Global climate crisis and the ecologization of housing

Finally, housing is also changing due to the climate crisis and the associated ecological challenges. For example, housing practices are changing due to the climate, and strategies for climate impact adaptation and carbon dioxide avoidance are being implemented. The latter goes hand in hand with requirements for existing buildings, new construction, utilization, and residential environment design to achieve greenhouse gas neutrality, reduce land and resource consumption, and adapt residential areas to changing urban climatic conditions and diversified housing needs.

The associated design, urban planning, urban ecology, and construction requirements represent an opportunity for the sustainable design of the environment.
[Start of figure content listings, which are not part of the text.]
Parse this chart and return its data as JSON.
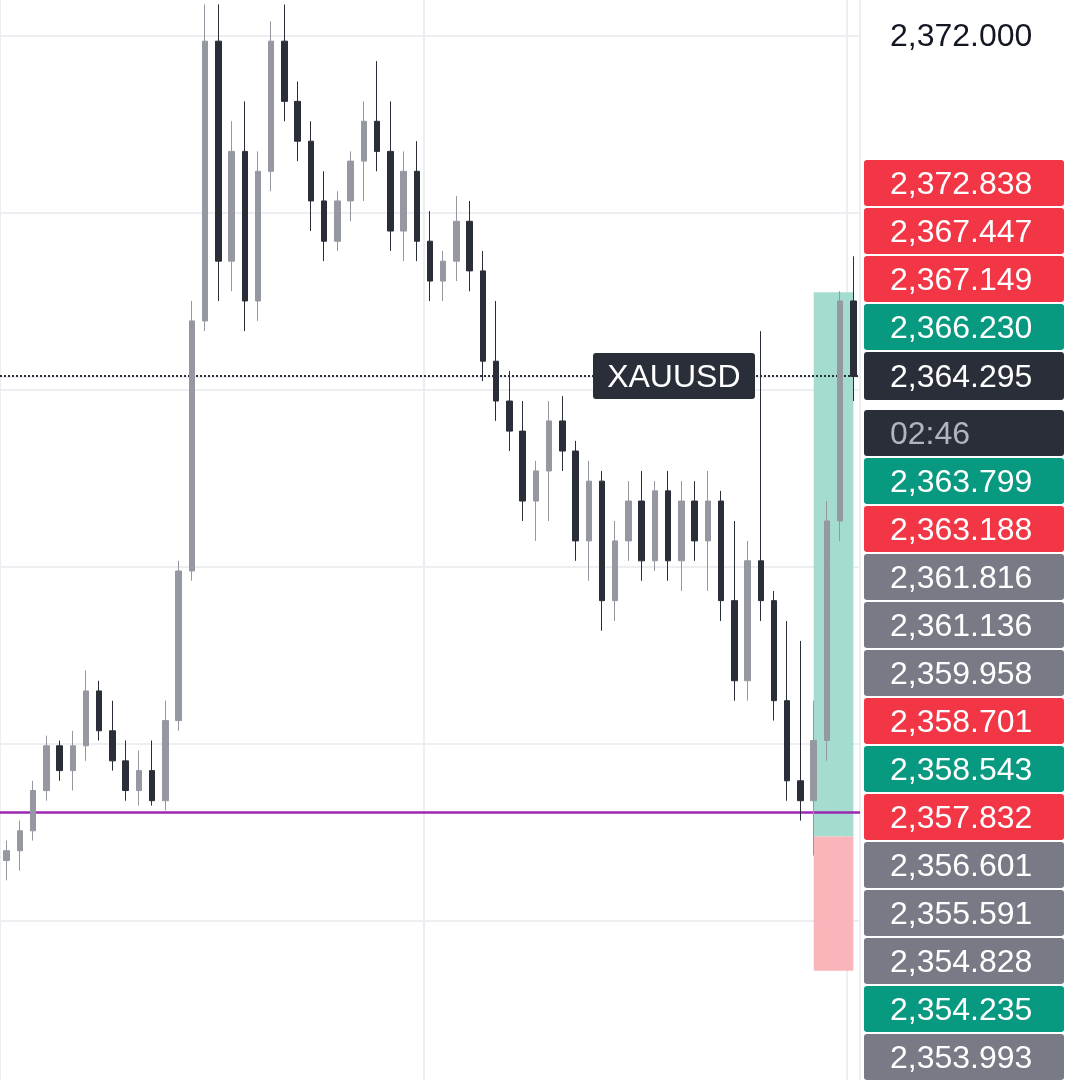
{
  "chart_data": {
    "type": "candlestick",
    "categories": [
      null,
      null,
      null,
      null,
      null,
      null,
      null,
      null,
      null,
      null,
      null,
      null,
      null,
      null,
      null,
      null,
      null,
      null,
      null,
      null,
      null,
      null,
      null,
      null,
      null,
      null,
      null,
      null,
      null,
      null,
      null,
      null,
      null,
      null,
      null,
      null,
      null,
      null,
      null,
      null,
      null,
      null,
      null,
      null,
      null,
      null,
      null,
      null,
      null,
      null,
      null,
      null,
      null,
      null,
      null,
      null,
      null,
      null,
      null,
      null,
      null,
      null,
      null,
      null,
      null
    ],
    "ohlc": [
      [
        2353.36,
        2353.81,
        2352.91,
        2353.58
      ],
      [
        2353.58,
        2354.26,
        2353.13,
        2354.03
      ],
      [
        2354.03,
        2355.16,
        2353.81,
        2354.94
      ],
      [
        2354.94,
        2356.18,
        2354.71,
        2355.95
      ],
      [
        2355.95,
        2356.07,
        2355.16,
        2355.39
      ],
      [
        2355.39,
        2356.29,
        2354.94,
        2355.95
      ],
      [
        2355.95,
        2357.65,
        2355.61,
        2357.19
      ],
      [
        2357.19,
        2357.42,
        2356.07,
        2356.29
      ],
      [
        2356.29,
        2356.97,
        2355.39,
        2355.61
      ],
      [
        2355.61,
        2356.07,
        2354.71,
        2354.94
      ],
      [
        2354.94,
        2355.84,
        2354.6,
        2355.39
      ],
      [
        2355.39,
        2356.07,
        2354.6,
        2354.71
      ],
      [
        2354.71,
        2356.97,
        2354.49,
        2356.52
      ],
      [
        2356.52,
        2360.13,
        2356.29,
        2359.9
      ],
      [
        2359.9,
        2366.0,
        2359.68,
        2365.55
      ],
      [
        2365.55,
        2372.7,
        2365.32,
        2371.87
      ],
      [
        2371.87,
        2372.7,
        2366.0,
        2366.9
      ],
      [
        2366.9,
        2370.06,
        2366.22,
        2369.38
      ],
      [
        2369.38,
        2370.51,
        2365.32,
        2366.0
      ],
      [
        2366.0,
        2369.38,
        2365.55,
        2368.93
      ],
      [
        2368.93,
        2372.32,
        2368.48,
        2371.87
      ],
      [
        2371.87,
        2372.7,
        2370.06,
        2370.51
      ],
      [
        2370.51,
        2370.96,
        2369.16,
        2369.61
      ],
      [
        2369.61,
        2370.06,
        2367.58,
        2368.26
      ],
      [
        2368.26,
        2368.93,
        2366.9,
        2367.35
      ],
      [
        2367.35,
        2368.48,
        2367.13,
        2368.26
      ],
      [
        2368.26,
        2369.38,
        2367.8,
        2369.16
      ],
      [
        2369.16,
        2370.51,
        2368.26,
        2370.06
      ],
      [
        2370.06,
        2371.42,
        2368.93,
        2369.38
      ],
      [
        2369.38,
        2370.51,
        2367.13,
        2367.58
      ],
      [
        2367.58,
        2369.38,
        2366.9,
        2368.93
      ],
      [
        2368.93,
        2369.61,
        2366.9,
        2367.35
      ],
      [
        2367.35,
        2368.03,
        2366.0,
        2366.45
      ],
      [
        2366.45,
        2367.13,
        2366.0,
        2366.9
      ],
      [
        2366.9,
        2368.37,
        2366.45,
        2367.8
      ],
      [
        2367.8,
        2368.26,
        2366.22,
        2366.68
      ],
      [
        2366.68,
        2367.13,
        2364.19,
        2364.64
      ],
      [
        2364.64,
        2366.0,
        2363.29,
        2363.74
      ],
      [
        2363.74,
        2364.42,
        2362.61,
        2363.06
      ],
      [
        2363.06,
        2363.74,
        2361.03,
        2361.48
      ],
      [
        2361.48,
        2362.39,
        2360.58,
        2362.16
      ],
      [
        2362.16,
        2363.74,
        2361.03,
        2363.29
      ],
      [
        2363.29,
        2363.85,
        2362.16,
        2362.61
      ],
      [
        2362.61,
        2362.84,
        2360.13,
        2360.58
      ],
      [
        2360.58,
        2362.39,
        2359.68,
        2361.93
      ],
      [
        2361.93,
        2362.16,
        2358.55,
        2359.23
      ],
      [
        2359.23,
        2361.03,
        2358.77,
        2360.58
      ],
      [
        2360.58,
        2361.93,
        2360.13,
        2361.48
      ],
      [
        2361.48,
        2362.16,
        2359.68,
        2360.13
      ],
      [
        2360.13,
        2361.93,
        2359.9,
        2361.71
      ],
      [
        2361.71,
        2362.16,
        2359.68,
        2360.13
      ],
      [
        2360.13,
        2361.93,
        2359.45,
        2361.48
      ],
      [
        2361.48,
        2361.93,
        2360.13,
        2360.58
      ],
      [
        2360.58,
        2362.16,
        2359.45,
        2361.48
      ],
      [
        2361.48,
        2361.71,
        2358.77,
        2359.23
      ],
      [
        2359.23,
        2361.03,
        2356.97,
        2357.42
      ],
      [
        2357.42,
        2360.58,
        2356.97,
        2360.13
      ],
      [
        2360.13,
        2365.32,
        2358.77,
        2359.23
      ],
      [
        2359.23,
        2359.45,
        2356.52,
        2356.97
      ],
      [
        2356.97,
        2358.77,
        2354.71,
        2355.16
      ],
      [
        2355.16,
        2358.32,
        2354.26,
        2354.71
      ],
      [
        2354.71,
        2356.97,
        2353.47,
        2356.07
      ],
      [
        2356.07,
        2361.48,
        2355.61,
        2361.03
      ],
      [
        2361.03,
        2366.22,
        2360.58,
        2366.0
      ],
      [
        2366.0,
        2367.01,
        2363.74,
        2364.295
      ]
    ],
    "colors": [
      "#9598a1",
      "#9598a1",
      "#9598a1",
      "#9598a1",
      "#2a2e39",
      "#9598a1",
      "#9598a1",
      "#2a2e39",
      "#2a2e39",
      "#2a2e39",
      "#9598a1",
      "#2a2e39",
      "#9598a1",
      "#9598a1",
      "#9598a1",
      "#9598a1",
      "#2a2e39",
      "#9598a1",
      "#2a2e39",
      "#9598a1",
      "#9598a1",
      "#2a2e39",
      "#2a2e39",
      "#2a2e39",
      "#2a2e39",
      "#9598a1",
      "#9598a1",
      "#9598a1",
      "#2a2e39",
      "#2a2e39",
      "#9598a1",
      "#2a2e39",
      "#2a2e39",
      "#9598a1",
      "#9598a1",
      "#2a2e39",
      "#2a2e39",
      "#2a2e39",
      "#2a2e39",
      "#2a2e39",
      "#9598a1",
      "#9598a1",
      "#2a2e39",
      "#2a2e39",
      "#9598a1",
      "#2a2e39",
      "#9598a1",
      "#9598a1",
      "#2a2e39",
      "#9598a1",
      "#2a2e39",
      "#9598a1",
      "#2a2e39",
      "#9598a1",
      "#2a2e39",
      "#2a2e39",
      "#9598a1",
      "#2a2e39",
      "#2a2e39",
      "#2a2e39",
      "#2a2e39",
      "#9598a1",
      "#9598a1",
      "#9598a1",
      "#2a2e39"
    ],
    "ylim": [
      2348.4,
      2372.8
    ],
    "yticks": [
      {
        "value": 2372,
        "label": "2,372.000"
      },
      {
        "value": 2368,
        "label": null
      },
      {
        "value": 2364.295,
        "label": "2,364.295"
      },
      {
        "value": 2364,
        "label": null
      },
      {
        "value": 2360,
        "label": null
      },
      {
        "value": 2356,
        "label": null
      },
      {
        "value": 2352,
        "label": null
      }
    ],
    "tick_labels": "y",
    "grid": true,
    "bands": [
      {
        "axis": "y",
        "from": 2353.9,
        "to": 2366.2,
        "color": "#9ad8cb"
      },
      {
        "axis": "y",
        "from": 2350.87,
        "to": 2353.9,
        "color": "#faadb4"
      }
    ],
    "ref_lines": [
      {
        "axis": "y",
        "value": 2364.295,
        "label": "XAUUSD",
        "color": "#2a2e39",
        "line_style": "dotted"
      },
      {
        "axis": "y",
        "value": 2354.44,
        "color": "#9c27b0",
        "line_style": "solid"
      }
    ],
    "annotations": [
      "2,372.838",
      "2,367.447",
      "2,367.149",
      "2,366.230",
      "02:46",
      "2,363.799",
      "2,363.188",
      "2,361.816",
      "2,361.136",
      "2,359.958",
      "2,358.701",
      "2,358.543",
      "2,357.832",
      "2,356.601",
      "2,355.591",
      "2,354.828",
      "2,354.235",
      "2,353.993"
    ]
  }
}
At the same time, however, their realization is accompanied by economic, social, or fiscal policy conflicts of interest. Such as, climate upgrading of existing buildings is brought into play against demolition and new construction, the reduction of living space is demanded first and foremost in social housing construction, and the preservation of inner-city or peri-urban green spaces collides with new construction projects from a microclimatic perspective. Additional conflicts might be energy-efficient construction limiting the income of private investors, the social justice of the cost distribution of energy modernization or high heating costs due to inadequate energy standards is up for debate, or new single-family home neighborhoods designated in shrinking municipalities for fiscal policy reasons instead of using vacant properties.

At the same time, the greening of housing raises questions about the relationship between the city, the suburban hinterland, and rural areas. It is closely interwoven with the regional organization of work, mobility, and supply, the associated reconfiguration of urban-rural relationships into ‘rurban’ landscapes and lifestyles, and their often ecologically problematic effects. Given the trends described above, it appears to be an unrivaled social challenge.